Long cable runs and poor cable selection reduce voltage at the lock, causing weak holding, inconsistent release, or nuisance faults. Problems usually show up first at:

• Long corridors
• Multi-tenant buildings with riser routes
• Retrofits where cables were not planned for lock loads

Door loops and protecting the cable

Cables that move with the door need protection. Repeated flexing at the hinge side causes broken cores, intermittent faults, and hard-to-diagnose call-outs.
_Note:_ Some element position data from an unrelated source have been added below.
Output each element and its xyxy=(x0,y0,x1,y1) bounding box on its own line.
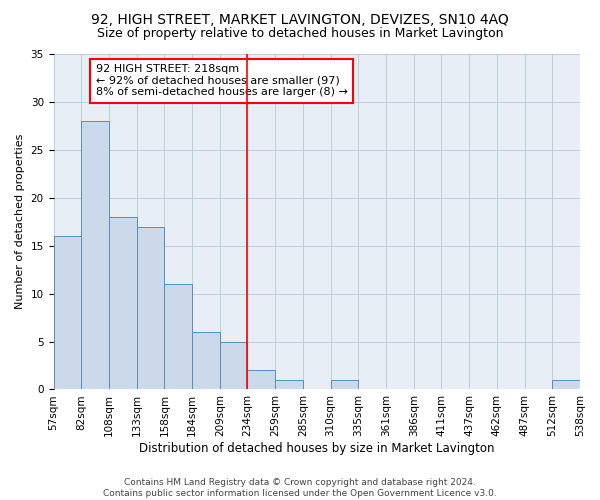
Y-axis label: Number of detached properties: Number of detached properties xyxy=(15,134,25,310)
Bar xyxy=(109,217,137,390)
Bar xyxy=(331,380,358,390)
X-axis label: Distribution of detached houses by size in Market Lavington: Distribution of detached houses by size … xyxy=(139,442,494,455)
Bar xyxy=(81,121,109,390)
Text: 92, HIGH STREET, MARKET LAVINGTON, DEVIZES, SN10 4AQ: 92, HIGH STREET, MARKET LAVINGTON, DEVIZ… xyxy=(91,12,509,26)
Text: Size of property relative to detached houses in Market Lavington: Size of property relative to detached ho… xyxy=(97,28,503,40)
Text: 92 HIGH STREET: 218sqm
← 92% of detached houses are smaller (97)
8% of semi-deta: 92 HIGH STREET: 218sqm ← 92% of detached… xyxy=(95,64,347,98)
Bar xyxy=(220,342,247,390)
Bar xyxy=(164,284,192,390)
Bar xyxy=(247,370,275,390)
Bar xyxy=(137,226,164,390)
Bar xyxy=(275,380,303,390)
Text: Contains HM Land Registry data © Crown copyright and database right 2024.
Contai: Contains HM Land Registry data © Crown c… xyxy=(103,478,497,498)
Bar xyxy=(552,380,580,390)
Bar xyxy=(192,332,220,390)
Bar xyxy=(53,236,81,390)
A suitable door loop is usually cheaper than repeat visits.

Commissioning checks that prevent repeat call-outs

A simple commissioning routine catches most issues before handover:

• Door closes and seats consistently: check closer speed, latch action (if present), and door alignment.
• Lock holds cleanly: check contact surfaces, bracket fixings, and armature alignment on maglocks.
• Release is consistent: test multiple cycles, including after the door has warmed up or cooled down if the area changes temperature.
• Egress is obvious and works every time: test exit device operation, then test emergency release operation.
• Fire alarm behaviour is tested with the right people present: agree the test method with the responsible person and fire alarm contractor, then record results.
• Documentation helps too: noting lock type, power supply location, fuse ratings, and cable routes saves hours later.

Practical takeaways

• Reliability is usually decided by door condition, alignment, and power delivery, not the reader or controller.
• Maglocks suit doors that close firmly and consistently, with the right brackets and a planned exit and emergency release setup.
• Electric strikes suit doors that already latch well and need a familiar mechanical operation.
• Plan early: fire alarm release, emergency release devices, and cabling routes.
• Plan later: monitored features, event logging choices, and expansion to extra doors once the first door is stable.

Conclusion

Door hardware is the point where access control meets real-world building use. A good choice of electric strike or electromagnetic door lock reduces nuisance faults, improves user confidence, and keeps door behaviour consistent across normal operation, out-of-hours use, and alarm conditions. The most dependable installs treat locking hardware, exit devices, emergency release, power, and cabling as one joined-up design. That approach also makes future changes easier: adding doors, changing access rules, or upgrading controllers becomes far simpler when the door hardware is already stable and correctly integrated into safety requirements.